Albertsons supermarkets will continue to operate in Arizona with new ownership while CVS will swallow up stand-alone Osco stores, doubling its East Valley presence, according to $17.4 billion supermarketpharmacy sale announced Monday.
Boise, Idaho-based Albertsons said it will sell itself to a consortium that includes Midwestern grocery chain Supervalu, CVS and an investor group led by Cerberus Capital Management.
Supervalu will pick up 1,124 supermarkets in the deal, none of them in Arizona. Cerberus gets 655 supermarkets and distribution centers, including all the Arizona Albertsons and Albertsons-Osco combo stores.
The Scottsdale-based national pharmacy headquarters operation goes to Cerberus in the deal. Albertsons spokesman George Sard could not say whether Cerberus would manage the operation or whether it will get scrubbed when the company breaks up. Albertsons established its Scottsdale pharmacy headquarters with about 250 employees in 1999.
The boards of Albertsons, Supervalu, CVS and Cerberus have approved the proposed transaction. Shareholders of the companies will also have to OK the deal, which is expected to close in summer.
If they approve the plan, Albertsons shareholders will receive $20.35 in cash and 0.182 shares of Supervalu stock for each Albertsons share.
Albertsons, the second largest U.S. supermarket chain, but a distant fifth in Arizona market share, put itself up for sale in September, attracting several suitors, including Fry’s parent Kroger Co.
By December, the Supervalu-CVS-Cerberus deal emerged as the likely winner. But insiders reported at the time that antitrust concerns regarding the plethora of Chicago-area supermarkets from a merged operation scuttled the deal. In the transaction announced Monday, Cerberus will pick up 26 Chicago-area stores to address the antitrust issue.
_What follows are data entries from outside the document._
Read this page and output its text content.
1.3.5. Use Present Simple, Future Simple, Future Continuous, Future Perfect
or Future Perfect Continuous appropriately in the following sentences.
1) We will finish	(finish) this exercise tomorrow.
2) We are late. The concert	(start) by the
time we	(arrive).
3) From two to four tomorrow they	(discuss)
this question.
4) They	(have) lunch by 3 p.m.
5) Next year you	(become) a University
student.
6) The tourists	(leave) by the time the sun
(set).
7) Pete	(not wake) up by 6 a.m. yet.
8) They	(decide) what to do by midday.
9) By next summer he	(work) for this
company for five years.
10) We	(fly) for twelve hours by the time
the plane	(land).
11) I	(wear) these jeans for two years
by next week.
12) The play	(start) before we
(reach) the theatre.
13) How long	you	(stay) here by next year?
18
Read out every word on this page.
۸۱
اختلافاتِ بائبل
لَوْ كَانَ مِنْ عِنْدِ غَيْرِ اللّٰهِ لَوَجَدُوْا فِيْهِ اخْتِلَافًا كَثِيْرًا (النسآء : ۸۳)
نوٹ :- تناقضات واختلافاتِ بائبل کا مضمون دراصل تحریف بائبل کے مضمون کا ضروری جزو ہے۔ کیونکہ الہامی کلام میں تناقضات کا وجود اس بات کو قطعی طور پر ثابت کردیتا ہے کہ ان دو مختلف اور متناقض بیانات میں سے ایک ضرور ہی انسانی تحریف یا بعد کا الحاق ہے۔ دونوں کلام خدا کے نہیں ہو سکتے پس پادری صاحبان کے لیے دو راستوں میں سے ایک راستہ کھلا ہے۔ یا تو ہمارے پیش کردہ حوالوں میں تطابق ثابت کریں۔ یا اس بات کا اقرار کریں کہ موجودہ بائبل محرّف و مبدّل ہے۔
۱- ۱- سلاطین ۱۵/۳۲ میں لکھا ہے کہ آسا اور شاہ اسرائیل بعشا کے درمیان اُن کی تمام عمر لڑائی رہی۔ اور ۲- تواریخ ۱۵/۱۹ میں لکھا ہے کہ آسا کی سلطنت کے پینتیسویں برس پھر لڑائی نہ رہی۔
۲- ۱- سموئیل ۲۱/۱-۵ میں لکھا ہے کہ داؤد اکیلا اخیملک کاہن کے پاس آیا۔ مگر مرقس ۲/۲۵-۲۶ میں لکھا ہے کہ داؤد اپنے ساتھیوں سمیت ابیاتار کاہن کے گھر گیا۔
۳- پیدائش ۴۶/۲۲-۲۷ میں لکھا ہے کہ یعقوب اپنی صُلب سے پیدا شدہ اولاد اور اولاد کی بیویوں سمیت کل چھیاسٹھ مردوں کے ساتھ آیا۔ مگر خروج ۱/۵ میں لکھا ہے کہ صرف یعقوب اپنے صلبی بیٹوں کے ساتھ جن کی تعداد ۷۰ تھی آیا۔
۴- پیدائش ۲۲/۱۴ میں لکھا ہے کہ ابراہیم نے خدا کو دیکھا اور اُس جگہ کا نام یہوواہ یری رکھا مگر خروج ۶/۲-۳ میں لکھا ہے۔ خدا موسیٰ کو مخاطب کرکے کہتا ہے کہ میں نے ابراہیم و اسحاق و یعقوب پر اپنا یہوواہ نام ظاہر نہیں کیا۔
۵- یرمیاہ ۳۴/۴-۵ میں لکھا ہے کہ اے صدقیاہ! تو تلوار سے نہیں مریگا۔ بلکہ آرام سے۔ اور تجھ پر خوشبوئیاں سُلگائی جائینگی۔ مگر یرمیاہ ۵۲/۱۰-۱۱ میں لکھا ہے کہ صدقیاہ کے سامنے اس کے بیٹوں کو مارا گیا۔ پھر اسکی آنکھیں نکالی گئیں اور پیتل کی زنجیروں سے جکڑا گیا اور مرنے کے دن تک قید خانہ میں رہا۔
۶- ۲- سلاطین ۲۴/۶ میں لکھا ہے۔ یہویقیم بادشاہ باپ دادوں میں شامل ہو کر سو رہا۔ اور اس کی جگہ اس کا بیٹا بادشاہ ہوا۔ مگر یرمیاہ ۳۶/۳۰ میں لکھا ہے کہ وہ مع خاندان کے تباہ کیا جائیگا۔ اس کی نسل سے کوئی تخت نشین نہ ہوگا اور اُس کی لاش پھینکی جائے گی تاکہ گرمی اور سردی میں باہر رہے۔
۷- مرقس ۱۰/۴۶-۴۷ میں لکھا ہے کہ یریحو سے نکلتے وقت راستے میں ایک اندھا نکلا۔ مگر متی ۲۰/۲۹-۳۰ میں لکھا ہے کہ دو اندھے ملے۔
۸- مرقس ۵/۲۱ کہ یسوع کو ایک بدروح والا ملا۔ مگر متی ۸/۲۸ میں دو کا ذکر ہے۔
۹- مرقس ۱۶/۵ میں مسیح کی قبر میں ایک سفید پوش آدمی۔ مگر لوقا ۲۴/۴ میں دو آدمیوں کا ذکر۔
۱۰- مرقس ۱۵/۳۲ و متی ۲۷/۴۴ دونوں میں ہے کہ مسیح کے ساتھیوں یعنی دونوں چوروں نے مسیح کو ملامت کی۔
If the deal gets done, it means new ownership but not a new name for 45 Valley supermarkets, 27 of them in the East Valley.
Today, Albertsons is one of four major supermarket chains operating in the state. It is the smallest, with an estimated 12 percent of the Valley’s grocery market share, according to The Shelby Report, an industry publication. A fifth major Valley grocery player is Wal-Mart Supercenters. Wal-Mart scooted past Albertsons and Safeway in 2005 to gobble up 23 percent of the local market share.
Cerberus is a good manager that is likely to make Albertsons more competitive in Arizona, said Burt Flickinger, national industry expert.
“It will be a tough battle in Arizona, especially against Bashas’, a formidable competitor,” Flickinger said. “Some of the money losing stores may be sold to other nongrocery retailers. But it won’t be like MegaFoods or ABCO (local chains that folded emptying out dozens of big-box stores). With the surviving Albertsons better run, there is more than enough business for everybody.”
Nationwide, Albertsons is a much bigger player. The company operates about 2,500 stores, including Albertsons, Acme, Shaw’s, Jewel- Osco and Sav- on Drugs.
CVS, which entered the Arizona market in 2002, swallowed up Eckerd’s pharmacies in 2004 to nearly double its local presence. It is still a distant contender to Walgreen’s. With the local Osco drugstores, it would again more than double its East Valley presence with a combined 63 stores.
CVS CEO Tom Ryan said Monday that the 700 stores the company will snag in the deal will propel CVS’ growth in Southern California and other rapid-growth markets, including the Valley.
“We are picking up highvolume stores in our existing states, such as Illinois, Indiana, Missouri, and Arizona,” Ryan said in a statement. “Most of the market positions we’re gaining are No. 1 or No. 2 shares, and these are large and growing markets. So we are acquiring highvolume stores with valuable real estate. And, importantly, we are gaining talented associates with a track record of operating successful drug stores.”
Albertsons has approximately 4,500 East Valley employees at its supermarkets, Osco drug stores and pharmacy administrative offices.